Le projet Chatounets : initier les interactions sociales

Le projet Chatounets est né d’une phrase que j’entends souvent « l’autisme c’est compliqué ». Et c’est vrai. Les non initiés, les personnes qui ne connaissent pas encore l’autisme et souhaitent se renseigner sur le sujet sont confrontés à des termes pour le moins obscurs pour un néophyte : « dyade autistique », « intérêts répétitifs et restreints », « comorbidités », « troubles des interactions sociales » et autre « hypo/hyper sensibilités ».

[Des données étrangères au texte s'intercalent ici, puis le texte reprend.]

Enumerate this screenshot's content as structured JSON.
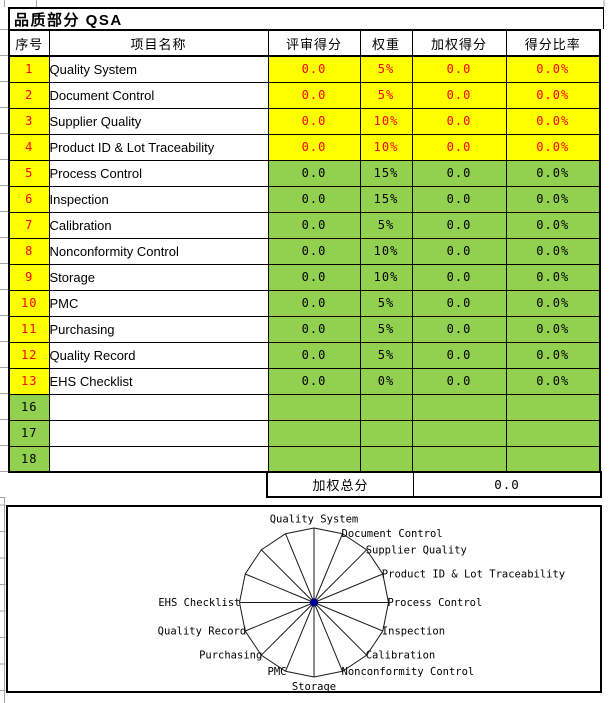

L’objectif du projet Chatounets est donc d’expliquer dans des mini bandes-dessinées de trois vignettes un des grands principes de fonctionnement de l’autisme. J’ai choisi de le faire avec humour, non pas par manque de respect pour les difficultés réelles que ce fonctionnement peut entrainer en société mais parce que celui-ci amène aussi parfois à des situations cocasses.

Cette deuxième bande-dessinée du projet Chatounets va servir à illustrer de manière ludique un point de la dyade autistique qui concerne les interactions sociales, et notamment le fait d’initier les interactions sociales.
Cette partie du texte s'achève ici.